Benefit corporations, like corporations and LLCs, are creatures of statute, and each state that allows them has specific requirements. Currently, approximately 30 U.S. states and the District of Columbia have authorized benefit corporations, with Maryland being the first in 2010. Delaware, the “corporation capital,” adopted its benefit corporation statute in 2013. In six states, benefit corporations will have become effective in 2015 or 2016, and other states are currently in the process of authorizing benefit corporations.
A couple of major distinctions exist between the various states’ authorizing statutes, but most are very similar. One distinction is whether the benefit corporation must meet external standards to measure its performance, such as in Illinois and the District of Columbia, or set its own standards, such as in Delaware. Another distinction is whether the benefit corporation’s purpose is to promote general benefits, such as a material positive impact on society and the environment, or a specific benefit -- for example, addressing the needs of low-income or underserved communities, promoting economic opportunity or preserving the environment.
4. What are B corporations?
B Lab, an independent not-for-profit corporation headquartered in Pennsylvania, is the primary third-party certifier of benefit corporations, and it claims to have certified more than 1,000 benefit corporations from more than 30 countries and 60 industries. This creates some confusion over the terms “benefit corporation” and “B corporation.” Typically, companies certified by B Lab are called B Corporations or Certified B Corporations, while companies subject to their own internal standards or to other external standards are called benefit corporations or public benefit corporations, depending on the state in which they are incorporated. Many companies are both benefit corporations (a legal status) and Certified B Corporations (certified by B Lab), but some are one or the other.

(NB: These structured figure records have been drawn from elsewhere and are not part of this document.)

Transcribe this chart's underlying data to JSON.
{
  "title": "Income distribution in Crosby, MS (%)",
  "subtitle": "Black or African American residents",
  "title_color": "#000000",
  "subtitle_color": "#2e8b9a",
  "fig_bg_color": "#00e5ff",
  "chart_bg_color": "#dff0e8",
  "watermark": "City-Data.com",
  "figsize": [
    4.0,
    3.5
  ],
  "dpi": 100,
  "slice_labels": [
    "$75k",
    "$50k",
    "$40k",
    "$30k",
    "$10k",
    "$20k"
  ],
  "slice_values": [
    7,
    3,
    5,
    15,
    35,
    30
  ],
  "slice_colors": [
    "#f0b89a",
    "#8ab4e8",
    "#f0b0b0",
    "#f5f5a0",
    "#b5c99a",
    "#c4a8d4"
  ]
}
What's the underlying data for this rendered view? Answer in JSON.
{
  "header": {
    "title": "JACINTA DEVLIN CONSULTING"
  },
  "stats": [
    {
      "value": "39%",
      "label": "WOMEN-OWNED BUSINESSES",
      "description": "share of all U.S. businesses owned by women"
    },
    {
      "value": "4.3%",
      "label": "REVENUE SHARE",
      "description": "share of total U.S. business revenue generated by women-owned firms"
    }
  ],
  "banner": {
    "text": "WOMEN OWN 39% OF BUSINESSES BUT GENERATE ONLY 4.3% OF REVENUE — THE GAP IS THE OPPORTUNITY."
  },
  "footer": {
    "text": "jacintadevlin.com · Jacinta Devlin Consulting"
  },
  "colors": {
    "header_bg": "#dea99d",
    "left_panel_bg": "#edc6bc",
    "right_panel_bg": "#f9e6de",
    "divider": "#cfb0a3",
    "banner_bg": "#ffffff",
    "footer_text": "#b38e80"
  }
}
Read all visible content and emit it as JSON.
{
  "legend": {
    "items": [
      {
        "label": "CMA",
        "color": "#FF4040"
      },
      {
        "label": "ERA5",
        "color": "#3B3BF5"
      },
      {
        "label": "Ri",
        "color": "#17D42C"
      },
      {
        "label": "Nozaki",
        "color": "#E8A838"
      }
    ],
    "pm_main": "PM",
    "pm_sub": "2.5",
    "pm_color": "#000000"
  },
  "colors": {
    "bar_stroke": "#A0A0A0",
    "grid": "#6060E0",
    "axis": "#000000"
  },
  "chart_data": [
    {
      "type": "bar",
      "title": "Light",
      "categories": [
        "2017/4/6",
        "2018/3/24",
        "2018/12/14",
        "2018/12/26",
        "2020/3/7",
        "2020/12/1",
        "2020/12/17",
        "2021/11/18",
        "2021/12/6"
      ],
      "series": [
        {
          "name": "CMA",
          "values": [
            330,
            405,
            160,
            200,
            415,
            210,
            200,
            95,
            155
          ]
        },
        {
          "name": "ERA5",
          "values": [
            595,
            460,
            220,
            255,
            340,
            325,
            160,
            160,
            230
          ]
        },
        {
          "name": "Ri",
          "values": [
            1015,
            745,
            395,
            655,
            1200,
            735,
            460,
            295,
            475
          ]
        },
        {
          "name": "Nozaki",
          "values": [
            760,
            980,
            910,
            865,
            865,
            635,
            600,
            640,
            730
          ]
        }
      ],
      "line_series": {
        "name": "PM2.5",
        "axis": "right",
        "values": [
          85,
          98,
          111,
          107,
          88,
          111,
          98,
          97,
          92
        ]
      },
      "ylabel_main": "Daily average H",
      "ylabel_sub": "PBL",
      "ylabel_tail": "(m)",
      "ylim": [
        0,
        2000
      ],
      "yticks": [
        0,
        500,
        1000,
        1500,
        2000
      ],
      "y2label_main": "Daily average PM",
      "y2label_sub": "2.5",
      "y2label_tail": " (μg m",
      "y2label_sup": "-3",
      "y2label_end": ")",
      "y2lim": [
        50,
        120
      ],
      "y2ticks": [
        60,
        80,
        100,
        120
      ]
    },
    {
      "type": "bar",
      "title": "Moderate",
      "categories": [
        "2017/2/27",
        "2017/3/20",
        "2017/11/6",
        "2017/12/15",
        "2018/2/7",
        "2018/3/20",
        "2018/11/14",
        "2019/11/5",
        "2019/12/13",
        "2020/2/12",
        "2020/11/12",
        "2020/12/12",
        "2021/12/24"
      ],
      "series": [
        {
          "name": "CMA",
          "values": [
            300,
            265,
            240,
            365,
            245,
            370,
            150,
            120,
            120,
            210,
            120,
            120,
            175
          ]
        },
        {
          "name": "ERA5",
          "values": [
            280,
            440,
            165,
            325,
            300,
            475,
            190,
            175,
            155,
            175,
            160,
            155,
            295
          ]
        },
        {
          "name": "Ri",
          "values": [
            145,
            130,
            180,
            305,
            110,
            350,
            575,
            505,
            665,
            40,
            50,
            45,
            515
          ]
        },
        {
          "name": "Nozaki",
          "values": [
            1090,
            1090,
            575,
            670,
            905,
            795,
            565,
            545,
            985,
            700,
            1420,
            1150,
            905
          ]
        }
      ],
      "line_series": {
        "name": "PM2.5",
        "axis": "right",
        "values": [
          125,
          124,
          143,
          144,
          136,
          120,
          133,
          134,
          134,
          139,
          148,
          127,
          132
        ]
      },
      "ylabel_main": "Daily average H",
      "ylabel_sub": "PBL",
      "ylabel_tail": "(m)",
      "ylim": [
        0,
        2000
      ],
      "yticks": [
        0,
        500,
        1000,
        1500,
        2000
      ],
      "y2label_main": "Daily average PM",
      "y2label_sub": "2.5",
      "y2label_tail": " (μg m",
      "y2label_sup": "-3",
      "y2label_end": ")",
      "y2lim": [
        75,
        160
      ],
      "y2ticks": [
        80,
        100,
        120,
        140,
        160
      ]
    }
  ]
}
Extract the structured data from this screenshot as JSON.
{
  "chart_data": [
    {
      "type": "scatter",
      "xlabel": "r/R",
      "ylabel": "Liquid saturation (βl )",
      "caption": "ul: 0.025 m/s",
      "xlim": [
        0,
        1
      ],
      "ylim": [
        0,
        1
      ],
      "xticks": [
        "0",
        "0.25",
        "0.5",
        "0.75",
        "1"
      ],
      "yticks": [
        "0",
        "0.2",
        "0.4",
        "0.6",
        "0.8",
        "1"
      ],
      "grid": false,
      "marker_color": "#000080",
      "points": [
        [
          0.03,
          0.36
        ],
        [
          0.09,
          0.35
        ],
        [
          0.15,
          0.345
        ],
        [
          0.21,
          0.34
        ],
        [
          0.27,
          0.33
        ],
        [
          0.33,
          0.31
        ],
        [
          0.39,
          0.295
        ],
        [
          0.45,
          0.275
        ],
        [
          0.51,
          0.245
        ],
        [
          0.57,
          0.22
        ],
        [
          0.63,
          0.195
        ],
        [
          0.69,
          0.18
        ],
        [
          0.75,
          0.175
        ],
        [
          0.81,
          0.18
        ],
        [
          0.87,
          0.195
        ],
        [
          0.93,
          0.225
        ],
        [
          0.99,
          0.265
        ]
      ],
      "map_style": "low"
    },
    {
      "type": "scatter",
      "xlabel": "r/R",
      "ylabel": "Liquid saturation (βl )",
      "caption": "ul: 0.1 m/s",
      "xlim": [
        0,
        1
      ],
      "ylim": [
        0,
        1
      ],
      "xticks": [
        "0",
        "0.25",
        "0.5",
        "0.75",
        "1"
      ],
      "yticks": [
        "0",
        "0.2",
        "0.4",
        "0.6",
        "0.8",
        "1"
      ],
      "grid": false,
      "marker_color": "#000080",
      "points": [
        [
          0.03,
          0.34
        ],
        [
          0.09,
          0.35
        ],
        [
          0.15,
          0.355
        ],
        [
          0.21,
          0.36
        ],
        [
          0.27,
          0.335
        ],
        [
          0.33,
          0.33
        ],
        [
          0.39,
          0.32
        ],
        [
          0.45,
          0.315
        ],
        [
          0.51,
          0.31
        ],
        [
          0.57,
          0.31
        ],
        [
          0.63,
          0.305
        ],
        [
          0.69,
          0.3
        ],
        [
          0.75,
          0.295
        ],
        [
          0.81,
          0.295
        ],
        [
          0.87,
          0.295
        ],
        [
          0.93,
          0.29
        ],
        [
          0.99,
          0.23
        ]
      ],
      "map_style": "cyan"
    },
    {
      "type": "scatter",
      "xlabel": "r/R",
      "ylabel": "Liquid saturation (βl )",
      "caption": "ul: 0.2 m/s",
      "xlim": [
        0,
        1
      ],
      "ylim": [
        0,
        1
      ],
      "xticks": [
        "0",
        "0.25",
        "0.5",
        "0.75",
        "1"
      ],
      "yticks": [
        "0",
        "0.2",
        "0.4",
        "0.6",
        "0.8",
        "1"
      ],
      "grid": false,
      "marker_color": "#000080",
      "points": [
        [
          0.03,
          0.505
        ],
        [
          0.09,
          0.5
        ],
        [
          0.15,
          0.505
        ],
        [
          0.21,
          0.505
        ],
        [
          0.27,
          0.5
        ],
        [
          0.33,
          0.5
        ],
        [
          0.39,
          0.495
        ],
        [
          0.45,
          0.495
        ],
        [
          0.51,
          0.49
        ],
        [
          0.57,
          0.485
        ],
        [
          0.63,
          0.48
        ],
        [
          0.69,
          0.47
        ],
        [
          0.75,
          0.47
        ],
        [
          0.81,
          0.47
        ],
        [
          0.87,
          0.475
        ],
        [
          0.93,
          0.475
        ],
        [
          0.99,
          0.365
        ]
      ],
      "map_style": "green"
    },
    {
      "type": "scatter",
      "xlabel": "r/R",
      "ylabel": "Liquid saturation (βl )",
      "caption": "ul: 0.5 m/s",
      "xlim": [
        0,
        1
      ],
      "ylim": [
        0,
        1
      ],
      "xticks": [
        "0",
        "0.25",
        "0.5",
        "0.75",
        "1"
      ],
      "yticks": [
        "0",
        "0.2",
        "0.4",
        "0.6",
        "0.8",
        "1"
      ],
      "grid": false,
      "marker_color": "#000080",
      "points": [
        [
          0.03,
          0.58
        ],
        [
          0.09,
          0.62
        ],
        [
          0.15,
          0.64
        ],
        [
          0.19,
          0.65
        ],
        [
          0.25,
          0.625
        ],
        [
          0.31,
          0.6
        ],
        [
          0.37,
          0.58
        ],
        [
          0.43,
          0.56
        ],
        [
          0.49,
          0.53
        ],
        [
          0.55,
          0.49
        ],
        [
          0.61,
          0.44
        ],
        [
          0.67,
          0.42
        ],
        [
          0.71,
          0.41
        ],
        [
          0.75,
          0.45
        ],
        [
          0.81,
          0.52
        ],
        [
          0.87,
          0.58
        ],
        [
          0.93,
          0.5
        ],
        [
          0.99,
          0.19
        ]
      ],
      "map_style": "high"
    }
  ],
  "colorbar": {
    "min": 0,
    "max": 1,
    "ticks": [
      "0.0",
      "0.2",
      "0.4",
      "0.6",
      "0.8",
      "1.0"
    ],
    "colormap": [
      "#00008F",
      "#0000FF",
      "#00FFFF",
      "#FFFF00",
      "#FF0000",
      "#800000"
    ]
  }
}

5. What are some potential issues with benefit corporations?
Like LLCs 20 years ago, benefit corporations are relatively new and do not have nearly as much history or precedent as traditional for-profit corporations. For example, it is unclear how will investment and lending community will support benefit corporations and how courts will interpret their pursuits of benefits compared to profits.
Another potential issue with benefit corporations relates to the increased reporting requirements. Benefit corporations are required to report to their shareholders, and in some states, the public, about how well they met their benefit standards and other information. In Washington, D.C., each benefit corporation must prepare an annual benefit report describing:
• The third-party standard the corporation selected
• How the corporation pursued and met its general and any specific public benefits
• Any circumstances that hindered its pursuit of those benefits
• An assessment of the corporation’s performance against the third-party standard
• Any connection between the corporation and the entity that created the third-party standard
• The name, contact information and compensation of its benefit director and any benefit officer
• Compensation paid to the directors
• The name of shareholders owning 5 percent or more of the corporation’s shares
• A statement of the benefit director.
In Washington, D.C., the annual benefit report must be provided to shareholders, posted on the company’s website and if no website exists, provided to any member of the public requesting it, and provided to the D.C. government, although the directors’ compensation may be removed from all but the shareholders’ reports.
For those who want to accomplish some good in the world, the benefit corporation may be the right choice, but it is not for everyone. Legal counsel can help investors and entrepreneurs analyze their specific situations, and if a benefit corporation is the right choice, assist with the legal process.